André a 89 ans, est dépressif chronique, et se sent désormais habiter un corps diminué, et exprime un état de mal-être extrême qu'Emmanuèle, sa fille, comprend, et communique à une femme d'une association suisse dont elle souhaite l'appui pour pouvoir apporter à son père l’aide qu’il sollicite : "Je lui raconte tout, l'AVC, la dépression, et mon père qui ne se reconnaît plus. Ce n'est plus lui." (p. 86).

Cette autobiographie très surprenante est digne.
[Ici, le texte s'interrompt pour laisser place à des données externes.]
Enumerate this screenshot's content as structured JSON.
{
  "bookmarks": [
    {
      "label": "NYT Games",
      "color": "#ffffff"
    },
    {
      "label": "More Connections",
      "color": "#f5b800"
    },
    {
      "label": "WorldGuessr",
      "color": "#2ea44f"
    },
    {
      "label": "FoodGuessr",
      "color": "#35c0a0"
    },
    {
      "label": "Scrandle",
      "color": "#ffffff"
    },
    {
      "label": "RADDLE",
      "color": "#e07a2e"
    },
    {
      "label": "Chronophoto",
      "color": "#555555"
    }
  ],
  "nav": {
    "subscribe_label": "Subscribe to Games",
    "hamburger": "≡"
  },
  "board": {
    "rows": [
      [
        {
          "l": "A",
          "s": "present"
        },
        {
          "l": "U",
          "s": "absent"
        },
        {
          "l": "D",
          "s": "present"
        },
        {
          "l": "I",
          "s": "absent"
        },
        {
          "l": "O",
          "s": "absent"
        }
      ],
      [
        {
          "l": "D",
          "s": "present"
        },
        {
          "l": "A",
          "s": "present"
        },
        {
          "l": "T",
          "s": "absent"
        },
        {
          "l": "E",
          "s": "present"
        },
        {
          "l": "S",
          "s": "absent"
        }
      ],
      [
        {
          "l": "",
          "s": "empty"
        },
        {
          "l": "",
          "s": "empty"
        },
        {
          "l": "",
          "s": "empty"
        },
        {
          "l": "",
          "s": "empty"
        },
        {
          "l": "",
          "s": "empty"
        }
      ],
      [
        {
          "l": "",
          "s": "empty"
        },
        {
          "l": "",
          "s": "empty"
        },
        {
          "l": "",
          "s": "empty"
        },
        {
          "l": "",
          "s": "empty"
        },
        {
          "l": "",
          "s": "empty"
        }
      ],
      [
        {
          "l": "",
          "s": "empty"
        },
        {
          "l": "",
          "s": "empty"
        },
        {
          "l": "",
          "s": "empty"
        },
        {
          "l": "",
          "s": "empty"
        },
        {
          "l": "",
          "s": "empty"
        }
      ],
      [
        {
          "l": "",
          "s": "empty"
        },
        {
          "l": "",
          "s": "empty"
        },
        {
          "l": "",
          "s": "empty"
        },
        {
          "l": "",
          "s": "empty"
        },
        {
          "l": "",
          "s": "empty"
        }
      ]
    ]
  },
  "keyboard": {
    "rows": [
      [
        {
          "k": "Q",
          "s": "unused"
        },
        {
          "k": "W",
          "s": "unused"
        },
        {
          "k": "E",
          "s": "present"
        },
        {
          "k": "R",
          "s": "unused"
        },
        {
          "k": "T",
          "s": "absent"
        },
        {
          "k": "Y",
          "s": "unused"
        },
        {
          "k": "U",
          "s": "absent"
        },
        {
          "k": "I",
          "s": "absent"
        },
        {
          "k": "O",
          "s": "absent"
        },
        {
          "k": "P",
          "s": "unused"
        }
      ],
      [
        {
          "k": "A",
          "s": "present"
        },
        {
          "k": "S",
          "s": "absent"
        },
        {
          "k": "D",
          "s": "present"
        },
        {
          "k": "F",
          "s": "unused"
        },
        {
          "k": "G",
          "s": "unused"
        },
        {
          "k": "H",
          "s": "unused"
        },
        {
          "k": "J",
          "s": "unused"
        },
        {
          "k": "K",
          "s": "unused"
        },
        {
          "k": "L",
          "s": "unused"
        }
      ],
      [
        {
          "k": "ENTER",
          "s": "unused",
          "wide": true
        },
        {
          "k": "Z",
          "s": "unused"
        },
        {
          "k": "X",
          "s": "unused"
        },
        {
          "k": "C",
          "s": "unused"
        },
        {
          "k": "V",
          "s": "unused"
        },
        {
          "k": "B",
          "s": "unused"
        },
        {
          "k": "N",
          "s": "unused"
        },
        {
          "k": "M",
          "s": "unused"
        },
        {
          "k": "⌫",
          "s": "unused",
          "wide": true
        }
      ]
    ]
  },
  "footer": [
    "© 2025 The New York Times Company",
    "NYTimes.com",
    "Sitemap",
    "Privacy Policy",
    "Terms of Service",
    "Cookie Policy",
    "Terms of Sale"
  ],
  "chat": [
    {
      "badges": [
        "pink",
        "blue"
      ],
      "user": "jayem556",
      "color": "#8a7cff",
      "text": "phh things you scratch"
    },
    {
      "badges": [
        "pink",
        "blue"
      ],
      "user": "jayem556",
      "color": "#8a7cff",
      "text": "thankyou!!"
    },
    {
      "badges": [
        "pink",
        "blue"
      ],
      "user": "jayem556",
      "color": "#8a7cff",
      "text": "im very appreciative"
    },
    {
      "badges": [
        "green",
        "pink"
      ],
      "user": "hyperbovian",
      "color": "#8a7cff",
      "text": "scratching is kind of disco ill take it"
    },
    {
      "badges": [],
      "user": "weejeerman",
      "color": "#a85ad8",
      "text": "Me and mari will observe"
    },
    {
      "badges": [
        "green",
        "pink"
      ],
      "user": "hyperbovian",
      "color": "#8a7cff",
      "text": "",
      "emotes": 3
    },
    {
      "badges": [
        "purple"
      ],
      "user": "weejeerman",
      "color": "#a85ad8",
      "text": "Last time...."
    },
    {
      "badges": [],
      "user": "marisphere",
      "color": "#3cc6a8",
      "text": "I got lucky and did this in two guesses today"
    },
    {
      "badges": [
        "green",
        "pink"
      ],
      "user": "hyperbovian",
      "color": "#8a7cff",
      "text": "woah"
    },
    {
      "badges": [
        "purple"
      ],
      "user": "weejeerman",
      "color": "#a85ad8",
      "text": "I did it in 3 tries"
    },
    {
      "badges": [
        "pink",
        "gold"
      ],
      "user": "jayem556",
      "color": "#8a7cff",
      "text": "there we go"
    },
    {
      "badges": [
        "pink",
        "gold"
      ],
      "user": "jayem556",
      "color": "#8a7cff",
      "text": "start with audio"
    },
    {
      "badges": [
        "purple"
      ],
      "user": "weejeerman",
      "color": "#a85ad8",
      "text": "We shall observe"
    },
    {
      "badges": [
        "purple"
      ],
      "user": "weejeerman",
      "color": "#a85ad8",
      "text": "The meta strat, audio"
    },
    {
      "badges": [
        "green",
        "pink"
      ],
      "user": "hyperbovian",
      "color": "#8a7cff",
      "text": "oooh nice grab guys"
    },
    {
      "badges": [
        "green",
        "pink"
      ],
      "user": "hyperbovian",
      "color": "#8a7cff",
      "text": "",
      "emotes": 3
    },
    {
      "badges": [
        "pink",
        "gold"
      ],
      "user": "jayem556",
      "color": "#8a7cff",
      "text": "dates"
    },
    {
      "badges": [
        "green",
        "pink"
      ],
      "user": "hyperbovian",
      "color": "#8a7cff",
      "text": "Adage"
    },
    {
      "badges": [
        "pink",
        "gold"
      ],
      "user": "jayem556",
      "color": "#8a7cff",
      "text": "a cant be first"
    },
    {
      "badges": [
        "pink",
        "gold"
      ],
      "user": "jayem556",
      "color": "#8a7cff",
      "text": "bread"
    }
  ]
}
Elle a le mérite de parler d'un sujet grave qui chaque année bouleverse des êtres et leurs proches, qui se retrouvent plus souvent à la Une des journaux et des Faits divers, que comme personnage de roman de la rentrée littéraire.

Emmanuèle Bernheim ne donne ni leçon, ni réponse sur ce sujet grave et toujours tabou aujourd'hui de l'euthanasie.

Mais son témoignage interroge le lecteur d'une manière subtile et très concrète.

Que ferait chacun de nous confronté à une demande pareille d'un parent, qui souffrirait, saurait qu'aucun traitement ne soulagera plus jamais ses blessures ou douleurs, et déciderait en toute conscience d'arrêter son chemin qui ne le mènerait que dans le mur ?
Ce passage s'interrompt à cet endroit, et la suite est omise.